Role of NO during fungal morphogenesis and reproduction

NO has also been found to regulate morphogenesis and reproduction in several fungal species (Baidya et al. 2011; Gong et al. 2007; Hromatka et al. 2005; Maier et al. 2001; Marcos et al. 2016; Ninnemann and Maier 1996; Song et al. 2000). In this way, fungi also behave in an analogous way to mammals. A. nidulans poses an interesting case, since asexual and sexual reproduction (homotallic or self-mating) can occur in a single colony and are in balance depending of the external signals (Rodriguez-Romero et al. 2010). NO boosts immediately after switching from vegetative growth to the developmental programs, which suggests that it could be one of the earliest signals triggered upon induction of development, regardless of whether it is sexual or asexual. The NR gene niaD and the flavohemoglobin B gene fhbB were found to be developmentally regulated, which points to a link between metabolism and development (Marcos et al. 2016). Intriguingly, NO represses asexual reproduction while promoting the sexual one. Light, which also modulates the balance between both reproduction programs, is involved in the regulation of the expression of fhbB and the NO levels (Marcos et al., manuscript in preparation). Additionally, NO participates in the regulation of nitrogen metabolism during nitrate assimilation in A. nidulans (Marcos et al. 2016; Schinko et al. 2010, 2013). Whether these events are regulated in a similar manner or employ different mechanisms requires further studies.
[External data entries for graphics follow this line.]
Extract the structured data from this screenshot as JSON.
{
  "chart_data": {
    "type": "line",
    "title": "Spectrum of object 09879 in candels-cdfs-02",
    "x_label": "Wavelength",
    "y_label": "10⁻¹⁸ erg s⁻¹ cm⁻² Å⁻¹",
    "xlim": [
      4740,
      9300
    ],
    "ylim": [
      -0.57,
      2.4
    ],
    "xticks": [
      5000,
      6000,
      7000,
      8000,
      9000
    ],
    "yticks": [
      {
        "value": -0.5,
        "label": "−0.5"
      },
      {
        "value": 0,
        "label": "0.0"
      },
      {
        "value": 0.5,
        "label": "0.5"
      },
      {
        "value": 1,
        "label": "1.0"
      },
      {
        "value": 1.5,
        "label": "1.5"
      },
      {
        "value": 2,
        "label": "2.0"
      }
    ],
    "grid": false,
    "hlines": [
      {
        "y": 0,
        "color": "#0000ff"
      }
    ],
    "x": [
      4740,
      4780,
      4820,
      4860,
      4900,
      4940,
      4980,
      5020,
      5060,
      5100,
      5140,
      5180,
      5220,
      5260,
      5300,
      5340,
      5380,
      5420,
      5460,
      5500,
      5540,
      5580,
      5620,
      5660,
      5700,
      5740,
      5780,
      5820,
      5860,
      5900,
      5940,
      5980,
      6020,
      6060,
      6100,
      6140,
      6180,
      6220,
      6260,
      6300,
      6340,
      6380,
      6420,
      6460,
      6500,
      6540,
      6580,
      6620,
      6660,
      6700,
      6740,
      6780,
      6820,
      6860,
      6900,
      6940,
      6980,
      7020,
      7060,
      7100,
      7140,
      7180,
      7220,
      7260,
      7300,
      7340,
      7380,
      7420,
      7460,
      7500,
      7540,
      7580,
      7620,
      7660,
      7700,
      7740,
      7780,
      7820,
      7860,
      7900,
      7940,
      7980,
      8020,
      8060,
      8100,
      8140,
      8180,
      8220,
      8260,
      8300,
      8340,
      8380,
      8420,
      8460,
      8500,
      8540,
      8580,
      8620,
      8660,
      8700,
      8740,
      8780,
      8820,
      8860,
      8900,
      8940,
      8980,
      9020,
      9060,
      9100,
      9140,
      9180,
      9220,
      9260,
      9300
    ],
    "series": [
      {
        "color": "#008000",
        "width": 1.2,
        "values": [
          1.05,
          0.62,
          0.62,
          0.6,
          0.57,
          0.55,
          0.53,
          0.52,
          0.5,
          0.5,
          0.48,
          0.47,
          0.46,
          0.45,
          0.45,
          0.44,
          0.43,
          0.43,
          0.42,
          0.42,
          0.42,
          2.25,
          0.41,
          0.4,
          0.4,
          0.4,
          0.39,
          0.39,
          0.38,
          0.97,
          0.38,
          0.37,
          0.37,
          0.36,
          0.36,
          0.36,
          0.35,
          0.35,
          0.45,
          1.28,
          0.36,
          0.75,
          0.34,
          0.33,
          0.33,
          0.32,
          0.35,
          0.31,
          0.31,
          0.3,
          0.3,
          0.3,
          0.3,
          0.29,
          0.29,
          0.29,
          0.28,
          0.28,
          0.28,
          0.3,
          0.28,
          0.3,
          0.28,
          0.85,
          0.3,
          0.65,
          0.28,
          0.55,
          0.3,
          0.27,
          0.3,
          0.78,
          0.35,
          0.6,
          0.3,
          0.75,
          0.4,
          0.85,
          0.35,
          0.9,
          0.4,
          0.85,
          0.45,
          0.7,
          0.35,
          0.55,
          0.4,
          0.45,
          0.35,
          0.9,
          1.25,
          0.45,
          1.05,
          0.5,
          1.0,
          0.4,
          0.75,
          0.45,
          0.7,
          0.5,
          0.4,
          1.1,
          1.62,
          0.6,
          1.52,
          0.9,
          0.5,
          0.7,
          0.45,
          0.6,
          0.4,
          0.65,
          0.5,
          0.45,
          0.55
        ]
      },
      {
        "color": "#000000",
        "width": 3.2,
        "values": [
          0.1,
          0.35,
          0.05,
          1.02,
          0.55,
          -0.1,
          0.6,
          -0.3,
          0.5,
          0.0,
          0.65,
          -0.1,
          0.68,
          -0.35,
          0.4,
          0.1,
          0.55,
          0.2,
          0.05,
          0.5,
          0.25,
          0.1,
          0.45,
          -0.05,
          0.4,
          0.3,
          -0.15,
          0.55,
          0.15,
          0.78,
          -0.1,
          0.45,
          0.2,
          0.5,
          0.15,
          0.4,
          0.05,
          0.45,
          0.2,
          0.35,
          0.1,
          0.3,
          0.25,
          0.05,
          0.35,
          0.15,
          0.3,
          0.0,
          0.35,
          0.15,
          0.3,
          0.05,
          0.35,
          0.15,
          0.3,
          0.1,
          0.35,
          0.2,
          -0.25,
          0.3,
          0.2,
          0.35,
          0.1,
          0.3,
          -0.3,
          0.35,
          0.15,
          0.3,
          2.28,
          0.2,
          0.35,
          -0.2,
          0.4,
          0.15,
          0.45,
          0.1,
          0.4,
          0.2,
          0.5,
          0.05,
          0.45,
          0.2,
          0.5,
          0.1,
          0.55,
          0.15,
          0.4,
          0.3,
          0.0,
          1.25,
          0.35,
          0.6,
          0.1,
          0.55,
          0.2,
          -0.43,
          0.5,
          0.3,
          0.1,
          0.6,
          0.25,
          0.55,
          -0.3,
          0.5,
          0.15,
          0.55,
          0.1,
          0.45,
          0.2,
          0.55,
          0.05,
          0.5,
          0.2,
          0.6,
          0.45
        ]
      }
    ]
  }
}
Conclusions and future perspectives

Different biosynthetic/detoxification routes exist in fungi, similarly to other organisms. It is possible that there are specific biological processes in which NO is involved that are specifically connected to different and process-specific biosynthetic routes. For example, it is not known whether the nitrate assimilation route is essential or necessary for fungal pathogenesis, either by conferring fungi the capacity to use the NO-derived nitrate as nitrogen source, or by the production of NO as a signaling molecule for other processes such as morphogenesis. It could be that the fine tuning of the NO synthesis and metabolism to maintain physiological levels is essential to maintain the proper balance to control biological processes, such as pathogenesis, growth, morphogenesis and reproduction. The extensive previous knowledge on the regulation by light and nitrogen in Aspergillus and the recently discovered connections to NO biology provide a useful toolbox to decipher the complex mechanism and regulation of NO biosynthesis in fungi. The regulatory pathways in which NO is involved are barely understood in fungi, and are becoming necessary to determine the complex interaction of fungal pathogens and their hosts.